Frutti di mare also promises spice, in the tomato sauce, and doesn't deliver it. The dish of spaghetti and shellfish has a bigger problem, however - the sauce tastes strongly fishy. The seafood itself is impeccably fresh and delicious, so this is a real shame. House-made gnocchi are very heavy, though they're served appealingly with butternut squash, brown butter, and sage.

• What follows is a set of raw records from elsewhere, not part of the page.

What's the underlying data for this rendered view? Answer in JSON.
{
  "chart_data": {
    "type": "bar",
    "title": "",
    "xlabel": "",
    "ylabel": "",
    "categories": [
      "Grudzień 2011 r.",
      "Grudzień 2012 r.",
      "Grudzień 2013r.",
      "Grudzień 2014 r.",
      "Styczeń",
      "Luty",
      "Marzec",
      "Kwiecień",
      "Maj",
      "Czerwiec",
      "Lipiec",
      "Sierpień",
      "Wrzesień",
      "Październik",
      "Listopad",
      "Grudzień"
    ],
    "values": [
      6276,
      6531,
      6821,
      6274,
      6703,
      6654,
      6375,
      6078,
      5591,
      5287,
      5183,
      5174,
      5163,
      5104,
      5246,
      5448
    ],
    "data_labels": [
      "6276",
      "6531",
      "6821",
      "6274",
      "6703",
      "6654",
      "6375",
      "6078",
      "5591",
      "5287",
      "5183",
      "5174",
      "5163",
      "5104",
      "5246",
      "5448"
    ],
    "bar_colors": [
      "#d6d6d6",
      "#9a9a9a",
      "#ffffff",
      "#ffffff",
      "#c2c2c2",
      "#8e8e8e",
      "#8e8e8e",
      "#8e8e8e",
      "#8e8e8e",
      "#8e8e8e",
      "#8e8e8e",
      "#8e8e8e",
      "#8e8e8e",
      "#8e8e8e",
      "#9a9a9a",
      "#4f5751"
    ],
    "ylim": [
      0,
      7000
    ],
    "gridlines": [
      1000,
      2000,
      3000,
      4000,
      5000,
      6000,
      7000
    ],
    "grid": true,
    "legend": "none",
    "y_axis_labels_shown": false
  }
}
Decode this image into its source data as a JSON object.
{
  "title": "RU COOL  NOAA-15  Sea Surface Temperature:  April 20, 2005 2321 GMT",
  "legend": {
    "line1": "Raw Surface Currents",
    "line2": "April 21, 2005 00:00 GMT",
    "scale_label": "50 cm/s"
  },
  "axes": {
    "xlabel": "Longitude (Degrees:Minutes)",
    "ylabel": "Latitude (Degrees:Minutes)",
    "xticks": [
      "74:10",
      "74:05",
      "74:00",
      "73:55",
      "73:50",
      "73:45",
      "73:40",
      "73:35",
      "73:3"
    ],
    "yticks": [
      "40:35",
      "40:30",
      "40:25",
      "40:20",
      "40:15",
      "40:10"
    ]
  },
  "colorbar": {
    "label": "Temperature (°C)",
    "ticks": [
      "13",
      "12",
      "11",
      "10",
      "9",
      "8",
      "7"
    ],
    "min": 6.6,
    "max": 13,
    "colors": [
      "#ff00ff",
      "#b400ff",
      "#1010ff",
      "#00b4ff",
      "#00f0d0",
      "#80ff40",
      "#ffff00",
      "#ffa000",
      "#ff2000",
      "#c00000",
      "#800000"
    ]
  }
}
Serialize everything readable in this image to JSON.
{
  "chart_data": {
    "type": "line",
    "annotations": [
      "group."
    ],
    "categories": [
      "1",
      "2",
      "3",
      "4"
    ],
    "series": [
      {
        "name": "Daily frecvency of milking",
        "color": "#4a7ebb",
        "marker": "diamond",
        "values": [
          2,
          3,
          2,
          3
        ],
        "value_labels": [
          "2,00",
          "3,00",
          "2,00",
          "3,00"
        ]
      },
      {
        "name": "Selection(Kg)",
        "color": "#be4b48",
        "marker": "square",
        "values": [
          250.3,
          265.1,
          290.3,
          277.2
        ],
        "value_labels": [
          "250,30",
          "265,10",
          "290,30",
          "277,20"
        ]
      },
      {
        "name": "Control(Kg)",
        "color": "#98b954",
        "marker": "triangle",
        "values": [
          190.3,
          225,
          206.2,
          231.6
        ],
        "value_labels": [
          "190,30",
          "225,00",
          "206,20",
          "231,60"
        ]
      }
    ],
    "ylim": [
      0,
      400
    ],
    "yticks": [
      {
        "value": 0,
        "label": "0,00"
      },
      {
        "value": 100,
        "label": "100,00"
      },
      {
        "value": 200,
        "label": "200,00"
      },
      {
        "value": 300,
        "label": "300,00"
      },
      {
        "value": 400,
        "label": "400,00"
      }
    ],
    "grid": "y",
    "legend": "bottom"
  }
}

Heaviness is also a hallmark of some of the meatier entrees. Lamb ossobuco features a shank with the bone sticking out the end, rather than sliced horizontally so you can easily get at the marrow. The meat lacks the tenderness and fullness of flavor one expects from this dish. It's served with polenta and "Tuscan vegetables," which seem a lot like New England vegetables - mushrooms, chard, pearl onions, and so on. A stuffed pork chop Milanese is a giant piece of breaded meat with prosciutto and fontina. It offers more in the way of heft than flavor.
For dessert, there's lemon panna cotta topped with shards of biscotti, served with a little cup of limoncello. The flavors are good, but the panna cotta keeps a stiff upper lip - not even a tiny wobble here. Another dessert features "seasonal berries" (well, they're in season somewhere) with lemon sorbet; they arrive in a bowl with a little pot of sambuca syrup the server pours over the top. This would be the perfect summer dessert when berries actually are in season - the sambuca balances out the sugar in the liquid, and the whole thing is cooling and light. It's unusual and delightful. Unfortunately, the lemon sorbet seems chopped off some cryogenically frozen block with a pick. It's an icy, jagged corner that no spoon can penetrate: bush league. Baliani's absence is felt in the kitchen.
The promise of seasonal berries in Norwood in March is clearly one Olivadi can't keep. Consistency in the kitchen is a promise it can - with more training for the staff. Hopefully the restaurant will make better-than-good on it.